IBM purchased Sterling Commerce (which also offers business integration tools alongside its supply chain execution tools) from AT&T in 2010 for $1.4 billion. Sterling’s offerings include a warehouse management system and supply chain visibility tool as well as its TMS, but those were not part of the Kewill acquisition.
Kewill Transport capabilities include contract management, execution, freight payment and reporting. A TMS essentially allows a shipper or logistics services provider to automate the planning and execution of its inbound and outbound transportation processes.
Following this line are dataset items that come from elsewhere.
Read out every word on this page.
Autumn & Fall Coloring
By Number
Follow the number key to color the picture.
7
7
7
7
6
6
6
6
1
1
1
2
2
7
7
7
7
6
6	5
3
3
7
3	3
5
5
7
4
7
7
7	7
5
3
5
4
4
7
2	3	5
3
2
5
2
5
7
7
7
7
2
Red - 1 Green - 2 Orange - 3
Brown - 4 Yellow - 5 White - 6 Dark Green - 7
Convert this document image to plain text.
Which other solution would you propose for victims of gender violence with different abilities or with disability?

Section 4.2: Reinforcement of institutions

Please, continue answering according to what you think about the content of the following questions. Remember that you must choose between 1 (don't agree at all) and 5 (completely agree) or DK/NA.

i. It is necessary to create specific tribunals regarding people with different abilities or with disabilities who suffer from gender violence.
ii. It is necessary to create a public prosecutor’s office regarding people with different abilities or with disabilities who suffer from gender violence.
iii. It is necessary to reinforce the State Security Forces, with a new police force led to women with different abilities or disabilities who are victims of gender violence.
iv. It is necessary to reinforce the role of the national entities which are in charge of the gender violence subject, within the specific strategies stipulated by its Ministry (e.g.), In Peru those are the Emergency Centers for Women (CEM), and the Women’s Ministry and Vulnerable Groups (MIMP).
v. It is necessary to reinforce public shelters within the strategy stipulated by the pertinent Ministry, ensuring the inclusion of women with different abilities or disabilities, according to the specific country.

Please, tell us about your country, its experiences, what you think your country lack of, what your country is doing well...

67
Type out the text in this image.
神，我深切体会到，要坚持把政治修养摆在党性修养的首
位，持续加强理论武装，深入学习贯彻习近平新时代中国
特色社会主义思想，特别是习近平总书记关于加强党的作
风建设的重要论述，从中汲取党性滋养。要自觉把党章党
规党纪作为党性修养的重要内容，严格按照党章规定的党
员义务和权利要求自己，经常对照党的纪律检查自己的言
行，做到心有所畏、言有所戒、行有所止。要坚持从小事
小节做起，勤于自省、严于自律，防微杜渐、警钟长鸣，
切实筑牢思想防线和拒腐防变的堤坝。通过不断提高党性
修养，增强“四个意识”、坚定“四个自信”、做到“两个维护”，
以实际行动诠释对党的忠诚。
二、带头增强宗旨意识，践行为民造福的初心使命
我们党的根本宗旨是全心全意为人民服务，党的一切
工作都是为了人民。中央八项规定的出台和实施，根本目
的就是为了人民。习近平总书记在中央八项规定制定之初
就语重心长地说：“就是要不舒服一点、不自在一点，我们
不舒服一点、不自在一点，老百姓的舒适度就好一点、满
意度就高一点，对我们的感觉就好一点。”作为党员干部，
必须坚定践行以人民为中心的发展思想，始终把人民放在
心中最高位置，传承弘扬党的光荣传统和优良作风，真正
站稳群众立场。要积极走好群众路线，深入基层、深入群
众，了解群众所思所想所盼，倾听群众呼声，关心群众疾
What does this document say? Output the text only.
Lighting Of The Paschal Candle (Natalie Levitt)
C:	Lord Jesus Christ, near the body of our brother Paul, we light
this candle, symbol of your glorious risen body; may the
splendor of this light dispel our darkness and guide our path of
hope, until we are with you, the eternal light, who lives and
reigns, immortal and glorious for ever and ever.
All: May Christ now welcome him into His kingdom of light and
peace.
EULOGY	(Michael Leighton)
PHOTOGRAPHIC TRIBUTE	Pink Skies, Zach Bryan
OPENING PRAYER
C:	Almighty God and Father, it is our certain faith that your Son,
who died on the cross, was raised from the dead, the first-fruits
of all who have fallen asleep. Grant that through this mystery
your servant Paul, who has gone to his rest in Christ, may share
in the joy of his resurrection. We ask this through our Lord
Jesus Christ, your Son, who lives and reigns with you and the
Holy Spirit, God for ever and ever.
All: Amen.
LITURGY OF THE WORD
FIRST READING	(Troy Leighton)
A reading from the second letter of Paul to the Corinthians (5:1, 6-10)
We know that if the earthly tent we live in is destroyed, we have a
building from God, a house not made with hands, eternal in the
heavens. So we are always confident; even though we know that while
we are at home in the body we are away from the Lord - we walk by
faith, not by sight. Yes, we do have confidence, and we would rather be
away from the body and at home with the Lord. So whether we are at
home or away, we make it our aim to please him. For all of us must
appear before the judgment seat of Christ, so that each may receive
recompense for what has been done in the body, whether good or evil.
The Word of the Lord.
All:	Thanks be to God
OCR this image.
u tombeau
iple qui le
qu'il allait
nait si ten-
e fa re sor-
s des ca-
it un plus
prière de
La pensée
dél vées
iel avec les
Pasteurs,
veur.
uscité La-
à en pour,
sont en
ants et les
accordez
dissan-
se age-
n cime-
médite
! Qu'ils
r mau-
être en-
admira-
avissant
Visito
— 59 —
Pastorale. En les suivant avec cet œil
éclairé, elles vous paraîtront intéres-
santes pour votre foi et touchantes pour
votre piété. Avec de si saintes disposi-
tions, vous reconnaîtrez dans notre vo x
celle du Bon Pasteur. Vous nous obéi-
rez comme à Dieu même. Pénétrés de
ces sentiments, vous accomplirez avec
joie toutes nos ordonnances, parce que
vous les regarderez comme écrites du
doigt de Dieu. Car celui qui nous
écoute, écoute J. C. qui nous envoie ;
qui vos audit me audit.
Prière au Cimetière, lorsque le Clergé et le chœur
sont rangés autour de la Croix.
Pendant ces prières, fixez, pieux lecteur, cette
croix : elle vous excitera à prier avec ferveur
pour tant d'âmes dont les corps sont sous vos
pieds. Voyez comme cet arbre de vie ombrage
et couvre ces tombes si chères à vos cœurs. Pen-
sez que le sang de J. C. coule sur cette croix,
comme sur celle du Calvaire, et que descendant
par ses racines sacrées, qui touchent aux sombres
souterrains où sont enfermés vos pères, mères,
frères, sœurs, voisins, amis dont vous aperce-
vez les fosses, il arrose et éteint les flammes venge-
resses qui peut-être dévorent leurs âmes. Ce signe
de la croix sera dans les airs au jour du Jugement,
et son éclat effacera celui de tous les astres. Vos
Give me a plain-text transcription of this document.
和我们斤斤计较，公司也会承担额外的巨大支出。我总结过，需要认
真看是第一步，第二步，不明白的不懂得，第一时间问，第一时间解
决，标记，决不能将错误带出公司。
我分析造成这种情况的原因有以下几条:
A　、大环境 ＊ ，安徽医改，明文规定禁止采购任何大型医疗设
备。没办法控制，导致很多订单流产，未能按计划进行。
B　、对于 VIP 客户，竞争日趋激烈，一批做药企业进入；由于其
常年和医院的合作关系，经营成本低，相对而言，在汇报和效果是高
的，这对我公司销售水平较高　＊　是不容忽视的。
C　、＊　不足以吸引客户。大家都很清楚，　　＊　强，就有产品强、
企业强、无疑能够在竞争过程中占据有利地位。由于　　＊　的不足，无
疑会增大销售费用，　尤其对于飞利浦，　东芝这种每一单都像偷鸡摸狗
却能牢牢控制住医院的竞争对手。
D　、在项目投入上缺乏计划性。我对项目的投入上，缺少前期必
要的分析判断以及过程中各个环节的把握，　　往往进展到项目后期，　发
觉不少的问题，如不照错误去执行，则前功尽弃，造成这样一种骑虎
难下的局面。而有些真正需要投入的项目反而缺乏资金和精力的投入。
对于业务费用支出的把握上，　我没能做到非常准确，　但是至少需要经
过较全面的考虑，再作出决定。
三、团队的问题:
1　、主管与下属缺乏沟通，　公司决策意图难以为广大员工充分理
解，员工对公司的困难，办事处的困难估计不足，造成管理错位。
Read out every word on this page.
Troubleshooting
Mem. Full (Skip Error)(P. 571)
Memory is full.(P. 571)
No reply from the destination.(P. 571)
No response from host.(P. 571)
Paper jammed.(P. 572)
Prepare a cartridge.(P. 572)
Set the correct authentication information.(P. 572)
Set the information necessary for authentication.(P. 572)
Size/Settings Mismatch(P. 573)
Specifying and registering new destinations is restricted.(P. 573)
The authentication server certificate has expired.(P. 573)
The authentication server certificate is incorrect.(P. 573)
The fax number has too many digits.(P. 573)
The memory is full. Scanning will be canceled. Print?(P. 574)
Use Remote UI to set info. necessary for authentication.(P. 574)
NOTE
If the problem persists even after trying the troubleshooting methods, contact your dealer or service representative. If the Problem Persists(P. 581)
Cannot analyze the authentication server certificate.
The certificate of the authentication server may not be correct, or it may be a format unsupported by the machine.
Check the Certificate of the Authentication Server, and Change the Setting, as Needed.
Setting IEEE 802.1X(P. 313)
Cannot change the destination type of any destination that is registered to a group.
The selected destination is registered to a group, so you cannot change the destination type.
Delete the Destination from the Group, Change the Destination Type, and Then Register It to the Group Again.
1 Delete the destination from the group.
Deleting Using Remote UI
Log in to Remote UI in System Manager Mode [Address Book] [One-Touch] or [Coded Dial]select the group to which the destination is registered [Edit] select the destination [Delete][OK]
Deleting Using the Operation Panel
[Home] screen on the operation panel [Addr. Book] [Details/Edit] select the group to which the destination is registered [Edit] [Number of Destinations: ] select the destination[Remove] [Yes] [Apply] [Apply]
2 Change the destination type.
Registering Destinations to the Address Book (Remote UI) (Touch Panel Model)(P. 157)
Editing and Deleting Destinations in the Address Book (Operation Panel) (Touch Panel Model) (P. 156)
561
The most sophisticated tools allow users to optimize their transportation network and analyze the efficacy of that network.
“As part of the transaction, the IBM team transferring to Kewill will add valuable domain and industry knowledge and further strengthen Kewill’s global multimodal domain expertise,” Kewill said. “Moving forward, Kewill will continue to invest in this offering as part of the Kewill MOVE platform.”
Mike Skinner is senior vice president and general Manager at CLX
Logistics, a certified reseller and delivery partner of IBM Sterling.
“Our customer base is increasingly integrated on a global scale and demanding of logistics technology to manage all transport modes within and between all regions. As a leading global player in transportation and trade management technology, Kewill appears ideally suited to carry this vision forward.”